Par exemple, les banques françaises réalisent des profits importants pour répondre aux exigences en fonds propres imposées par l'autorité de régulation, la PCR. Faut-il les pénaliser alors qu'elles sécurisent ainsi les avoirs de leurs clients ? D'autres secteurs, tels que le luxe, peuvent également connaître des bénéfices importants, bien que leur activité soit cyclique. Pendant la période de la Covid-19, certaines entreprises de ce secteur ont enregistré d'importants gains.

Il convient aussi de noter que le gouvernement a déjà taxé certaines de ces entreprises, notamment les assureurs, qui ont souligné qu'ils devaient supporter des charges importantes en cas de catastrophe ou lors de transferts décidés par le gouvernement. Chaque situation étant unique, la création d'une fiscalité d'exception, peu adaptable et déconnectée de la réalité économique et des évolutions conventionnelles, pourrait s'avérer inefficace.

Derrière l'idée de taxer les superprofits se cache le sentiment de faire participer de grands groupes aux moyens colossaux à la solidarité nationale. Mais est-ce la réalité ?

En cas de taxation des superprofits, le risque est évident : les consommateurs pourraient être les premières victimes, confrontés à des hausses de prix, tandis que les salariés pourraient voir leurs augmentations de rémunération diminuer. De même, il est important de souligner que les actionnaires pourraient également subir une réduction des dividendes versés. Bien que les actionnaires suscitent rarement la compassion, même s'ils peuvent inclure des épargnants modestes ou moyens, les conséquences sont beaucoup plus préjudiciables pour les consommateurs et les salariés. Pourquoi un tel risque pour eux ? Parce que l'entreprise est susceptible de répercuter le coût de la fiscalité sur les prix de vente ou sur les salaires. Il convient de noter que, en règle générale, les entreprises réalisant des bénéfices sont celles qui offrent les meilleures pratiques sociales, que ce soit dans le secteur du luxe ou, par exemple, dans la pétrochimie.
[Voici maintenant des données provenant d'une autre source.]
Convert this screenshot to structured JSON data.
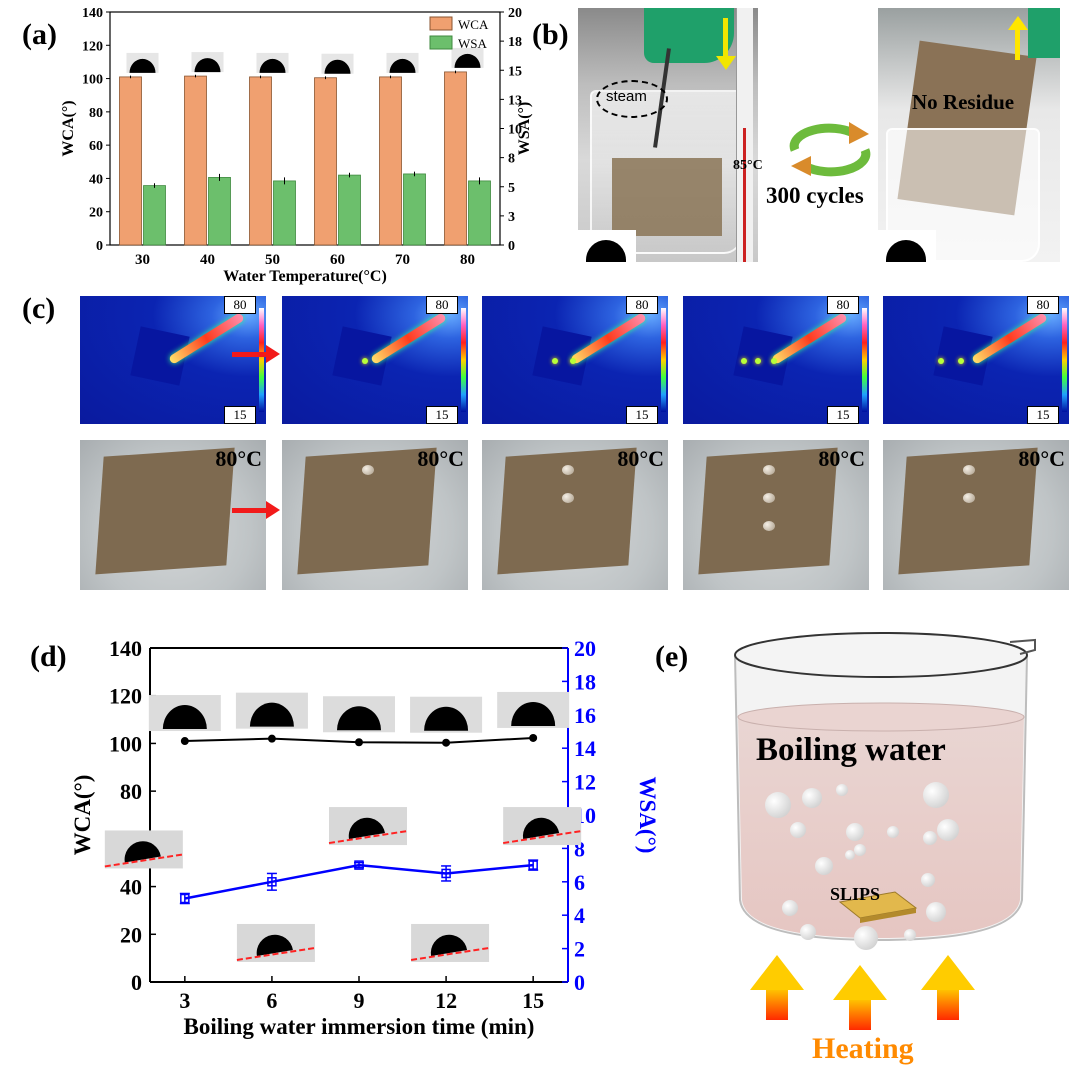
{
  "panels": {
    "a": "(a)",
    "b": "(b)",
    "c": "(c)",
    "d": "(d)",
    "e": "(e)"
  },
  "panel_b": {
    "steam": "steam",
    "temp": "85°C",
    "cycles": "300 cycles",
    "no_residue": "No Residue",
    "colors": {
      "down_arrow": "#f2e600",
      "up_arrow": "#ffe600",
      "cycle_arrow_green": "#6dbb3c",
      "cycle_arrow_orange": "#d98b2b"
    }
  },
  "panel_c": {
    "scale_max": "80",
    "scale_min": "15",
    "photo_temp": "80°C",
    "thermal_frames": 5,
    "drops_per_frame": [
      0,
      1,
      2,
      3,
      2
    ]
  },
  "panel_e": {
    "boiling_water": "Boiling water",
    "slips": "SLIPS",
    "heating": "Heating",
    "colors": {
      "heating_text": "#ff8a00",
      "arrow_top": "#ffcc00",
      "arrow_bottom": "#ff2a00"
    }
  },
  "chart_data": [
    {
      "type": "bar",
      "categories": [
        "30",
        "40",
        "50",
        "60",
        "70",
        "80"
      ],
      "series": [
        {
          "name": "WCA",
          "axis": "left",
          "values": [
            101,
            101.5,
            101,
            100.5,
            101,
            104
          ],
          "errors": [
            0.8,
            0.8,
            0.8,
            0.8,
            0.8,
            0.8
          ],
          "color": "#f0a070"
        },
        {
          "name": "WSA",
          "axis": "right",
          "values": [
            5.1,
            5.8,
            5.5,
            6.0,
            6.1,
            5.5
          ],
          "errors": [
            0.2,
            0.3,
            0.3,
            0.2,
            0.2,
            0.3
          ],
          "color": "#6cbf6c"
        }
      ],
      "xlabel": "Water Temperature(°C)",
      "ylabel": "WCA(°)",
      "y2label": "WSA(°)",
      "ylim": [
        0,
        140
      ],
      "y2lim": [
        0,
        20
      ],
      "yticks": [
        "0",
        "20",
        "40",
        "60",
        "80",
        "100",
        "120",
        "140"
      ],
      "y2ticks": [
        "0",
        "3",
        "5",
        "8",
        "10",
        "13",
        "15",
        "18",
        "20"
      ],
      "legend": "top-right"
    },
    {
      "type": "line",
      "x": [
        3,
        6,
        9,
        12,
        15
      ],
      "xticks": [
        "3",
        "6",
        "9",
        "12",
        "15"
      ],
      "series": [
        {
          "axis": "left",
          "values": [
            101,
            102,
            100.5,
            100.3,
            102.3
          ],
          "color": "#000000"
        },
        {
          "axis": "right",
          "values": [
            5.0,
            6.0,
            7.0,
            6.5,
            7.0
          ],
          "errors": [
            0.3,
            0.5,
            0.15,
            0.45,
            0.3
          ],
          "color": "#0000ff"
        }
      ],
      "xlabel": "Boiling water immersion time (min)",
      "ylabel": "WCA(°)",
      "y2label": "WSA(°)",
      "ylim": [
        0,
        140
      ],
      "y2lim": [
        0,
        20
      ],
      "yticks": [
        "0",
        "20",
        "40",
        "60",
        "80",
        "100",
        "120",
        "140"
      ],
      "y2ticks": [
        "0",
        "2",
        "4",
        "6",
        "8",
        "10",
        "12",
        "14",
        "16",
        "18",
        "20"
      ]
    }
  ]
}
Il est par ailleurs important de comprendre les raisons derrière ces superprofits. Par exemple, dans le domaine de l'énergie pétrolière, les bénéfices importants sont distribués pour faire face à la diminution du nombre d'investisseurs intéressés par ce secteur. Or, malgré les efforts en faveur des énergies alternatives, le pétrole reste une ressource nécessaire, tout comme les entreprises pétrolières Ainsi, taxer fortement des entreprises telles que Total Energy ne serait pas forcément dans l'intérêt général, car cela pourrait compromettre la présence d'une grande entreprise française qui joue un rôle dans la transition énergétique. De manière plus générale, la demande de taxation des superprofits. 

De manière générale, la taxation des superprofits est une mesure demandée par une grande partie de la classe politique depuis la crise covid et le début de la guerre en Ukraine. Mais est-ce réellement un projet viable ?
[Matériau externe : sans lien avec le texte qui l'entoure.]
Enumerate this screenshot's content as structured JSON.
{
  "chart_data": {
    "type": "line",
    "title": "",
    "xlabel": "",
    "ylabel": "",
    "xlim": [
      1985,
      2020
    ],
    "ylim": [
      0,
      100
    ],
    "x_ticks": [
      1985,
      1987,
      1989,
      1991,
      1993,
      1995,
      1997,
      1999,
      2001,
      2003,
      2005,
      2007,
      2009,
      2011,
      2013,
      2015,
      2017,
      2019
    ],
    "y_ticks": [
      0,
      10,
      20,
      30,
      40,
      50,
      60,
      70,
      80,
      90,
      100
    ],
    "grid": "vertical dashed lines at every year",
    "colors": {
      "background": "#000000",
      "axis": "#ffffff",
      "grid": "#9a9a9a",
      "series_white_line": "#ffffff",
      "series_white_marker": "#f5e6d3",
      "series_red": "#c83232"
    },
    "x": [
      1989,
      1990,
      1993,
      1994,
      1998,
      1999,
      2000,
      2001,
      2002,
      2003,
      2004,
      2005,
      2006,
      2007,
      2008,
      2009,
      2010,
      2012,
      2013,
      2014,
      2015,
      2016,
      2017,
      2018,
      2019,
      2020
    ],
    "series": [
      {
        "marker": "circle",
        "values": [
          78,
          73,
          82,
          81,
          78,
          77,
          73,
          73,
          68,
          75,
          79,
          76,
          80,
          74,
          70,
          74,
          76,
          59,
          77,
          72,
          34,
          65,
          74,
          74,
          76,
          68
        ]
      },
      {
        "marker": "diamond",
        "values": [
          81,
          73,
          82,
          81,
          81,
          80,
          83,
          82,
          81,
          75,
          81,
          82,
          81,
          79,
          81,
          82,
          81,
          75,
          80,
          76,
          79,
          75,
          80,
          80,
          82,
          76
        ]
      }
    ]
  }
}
C'est une idée trompeuse. En réalité, imposer une taxe sur les superprofits ne suffira pas à résoudre l'intégralité du déficit et de l'endettement public français. Comme mentionné précédemment, taxer une entreprise revient avant tout à taxer les ménages, les salariés et donc les actionnaires.

Pourtant, nous avons besoin d'actionnaires pour financer la transition énergétique, ainsi que d'épargne. La question se pose alors sur les conditions qui permettent l'émergence de superprofits.

Si de tels bénéfices exceptionnels sont réalisés, cela peut signaler un dysfonctionnement du marché. Ce dysfonctionnement peut être attribué à un manque de concurrence ou à des situations de rente. Dans de tels cas, il incombe aux autorités publiques d'assurer le bon fonctionnement du marché en favorisant une concurrence plus robuste et en luttant contre les monopoles et les oligopoles.

Il est curieux de constater que les gouvernements ont souvent tendance à favoriser les champions nationaux et les grandes entreprises au détriment des petites. Paradoxalement, ces politiques peuvent être à l'origine des superprofits, en raison de la législation en vigueur.